В доме престарелых в Бурзако меня поразил царивший там холод. У музыкантов немели пальцы. Несколько раз пришлось прервать концерт из-за жуткого приступа кашля у кого-нибудь из стариков, которому требовалось срочная медицинская помощь. Старики хлопали в ладоши, словно дети, восторженно переговариваясь и беззубо улыбаясь. Еще один концерт проходил в приюте для бездомных матерей, неуютном месте почти без мебели. Мало кому из женщин удавалось спокойно слушать: кто-то вставал и в такт музыке укачивал рыдающего младенца; кто-то отходил к столику в глубине зала, чтобы поменять ребенку подгузник; кто-то, задрав ветхую ночнушку и обнажив исхудавшие груди, принимался кормить дитя, напевая под нос.
Но если бы мне пришлось выбирать что-то одно, думаю, я бы выбрал концерт в исправительной колонии, где выступал гитарный дуэт.
Здание колонии, окруженное садами, выглядело вполне уютно. Однако, оказавшись внутри, мы увидели решетки и ряды блоков, мало чем отличавшихся от обыкновенных тюремных камер.
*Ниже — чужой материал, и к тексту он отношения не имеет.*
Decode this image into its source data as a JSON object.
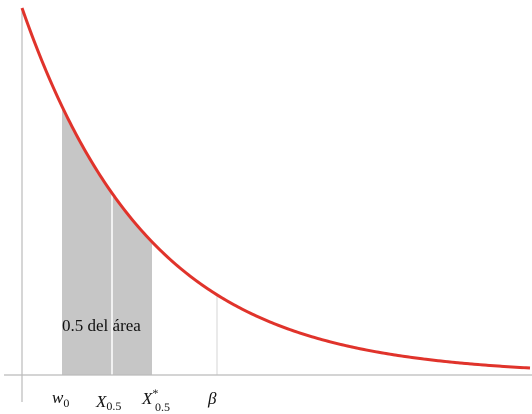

Нас провели по достаточно просторному коридору, где вполне хватало естественного света. Мы тут же свернули в коридор потемнее и поудушливее. Оттуда прошли в небольшой зал со столами, стульями и решеткой у задней стенки. Решили было, что концерт пройдет там. Но охранник пошел дальше, остановился у решетки в конце зала и отодвинул ее в сторону, открывая спрятанный за ней темный проход. Мы шагнули на ту сторону, и решетка у нас за спиной тут же захлопнулась. Охранник сказал сквозь прутья: Если что, зовите. И, не дожидаясь ответа, вернулся в зал. Впервые с того момента, когда я начал сопровождать отца на концертах, я уловил в его взгляде замешательство и тревогу. Никто не предупреждал, что все будет так. Расстояние словно упразднилось: мы четверо теперь сами оказались в исправительной тюрьме.
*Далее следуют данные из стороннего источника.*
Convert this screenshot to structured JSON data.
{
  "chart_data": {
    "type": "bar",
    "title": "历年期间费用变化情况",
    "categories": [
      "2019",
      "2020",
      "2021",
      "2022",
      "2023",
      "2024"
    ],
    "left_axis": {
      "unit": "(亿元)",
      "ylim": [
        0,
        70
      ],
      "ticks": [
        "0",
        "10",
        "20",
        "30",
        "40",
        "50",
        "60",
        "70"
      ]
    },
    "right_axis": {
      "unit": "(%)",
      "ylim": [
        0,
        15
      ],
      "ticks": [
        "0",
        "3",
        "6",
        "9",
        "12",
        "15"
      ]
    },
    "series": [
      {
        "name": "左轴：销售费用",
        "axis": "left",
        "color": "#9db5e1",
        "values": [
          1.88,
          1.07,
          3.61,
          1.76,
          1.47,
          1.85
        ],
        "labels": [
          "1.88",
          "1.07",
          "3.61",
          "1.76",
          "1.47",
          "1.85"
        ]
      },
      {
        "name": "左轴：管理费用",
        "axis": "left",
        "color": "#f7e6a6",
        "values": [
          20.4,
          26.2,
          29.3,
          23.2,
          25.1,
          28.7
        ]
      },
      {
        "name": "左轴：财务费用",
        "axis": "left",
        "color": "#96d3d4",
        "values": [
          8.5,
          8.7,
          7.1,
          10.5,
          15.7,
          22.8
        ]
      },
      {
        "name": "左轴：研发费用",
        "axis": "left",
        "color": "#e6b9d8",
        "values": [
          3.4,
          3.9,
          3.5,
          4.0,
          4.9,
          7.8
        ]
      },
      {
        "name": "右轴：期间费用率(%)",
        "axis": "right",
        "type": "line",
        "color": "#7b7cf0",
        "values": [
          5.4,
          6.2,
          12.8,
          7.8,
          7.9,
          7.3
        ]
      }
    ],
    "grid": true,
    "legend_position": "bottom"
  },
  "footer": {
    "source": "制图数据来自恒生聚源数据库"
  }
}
Едва только наши глаза попривыкли к полумраку, мы смогли разглядеть камеры с распахнутыми дверьми. В каждой виднелось по силуэту. Постепенно силуэты приближались. Они усаживались на полу, прямо рядом с нами. Всем этим мальчишкам с серьезными и угрюмыми лицами, по моим подсчетам, было лет четырнадцать-шестнадцать. Мои одногодки, но на деле — совсем другого возраста. Я подумал, что должен казаться им нелепым. Понурившись, я сел в противоположном углу, как можно ближе к отцу, и оперся спиной на прутья решетки.
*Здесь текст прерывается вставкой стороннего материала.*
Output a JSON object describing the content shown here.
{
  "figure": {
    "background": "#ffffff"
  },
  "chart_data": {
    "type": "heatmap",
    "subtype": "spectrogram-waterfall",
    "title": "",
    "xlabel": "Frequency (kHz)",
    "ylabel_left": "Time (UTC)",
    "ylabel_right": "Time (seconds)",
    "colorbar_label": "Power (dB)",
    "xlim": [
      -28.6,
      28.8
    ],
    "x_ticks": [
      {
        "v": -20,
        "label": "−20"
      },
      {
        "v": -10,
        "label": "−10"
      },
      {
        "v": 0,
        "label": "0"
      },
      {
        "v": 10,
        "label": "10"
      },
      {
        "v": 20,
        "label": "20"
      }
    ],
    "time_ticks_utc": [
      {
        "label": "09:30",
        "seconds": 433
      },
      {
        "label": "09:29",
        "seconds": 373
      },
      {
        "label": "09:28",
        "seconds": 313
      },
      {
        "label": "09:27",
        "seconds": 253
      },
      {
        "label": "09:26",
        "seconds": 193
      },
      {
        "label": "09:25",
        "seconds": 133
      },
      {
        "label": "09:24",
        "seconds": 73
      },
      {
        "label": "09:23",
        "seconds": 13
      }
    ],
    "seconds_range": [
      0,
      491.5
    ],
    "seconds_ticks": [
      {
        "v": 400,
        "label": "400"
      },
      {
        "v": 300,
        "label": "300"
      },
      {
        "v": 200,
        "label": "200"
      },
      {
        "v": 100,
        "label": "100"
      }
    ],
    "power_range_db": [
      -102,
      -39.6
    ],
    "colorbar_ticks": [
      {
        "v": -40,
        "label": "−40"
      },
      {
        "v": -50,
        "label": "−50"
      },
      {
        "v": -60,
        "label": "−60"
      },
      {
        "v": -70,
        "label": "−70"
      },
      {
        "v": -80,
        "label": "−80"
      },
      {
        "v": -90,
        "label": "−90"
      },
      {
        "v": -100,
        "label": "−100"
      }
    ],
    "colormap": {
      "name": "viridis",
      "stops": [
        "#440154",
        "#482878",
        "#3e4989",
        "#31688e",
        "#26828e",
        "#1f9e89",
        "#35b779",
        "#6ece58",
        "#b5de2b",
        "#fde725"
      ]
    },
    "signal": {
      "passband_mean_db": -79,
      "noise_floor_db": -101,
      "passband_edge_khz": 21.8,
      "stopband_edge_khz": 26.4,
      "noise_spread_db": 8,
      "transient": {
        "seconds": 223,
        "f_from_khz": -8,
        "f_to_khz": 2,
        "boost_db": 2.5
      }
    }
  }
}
Отец прокашлялся, потирая руки, и поприветствовал публику. Гитаристы, воспользовавшись паузой, достали инструменты. Затем отец попытался пошутить, и кто-то рассмеялся. Гитаристы начали разыгрываться. Воцарилось выжидательное молчание. И тогда заговорила музыка. Аутентичная аргентинская музыка: милонги, видалитас, гатос, чамамес. У заключенных спрашивали, откуда они родом, и музыканты играли музыку тех краев. Переносили слушателей на родину. Те раз за разом просили сыграть на бис. Так я понял, что музыка — это не столько место, сколько вид транспорта.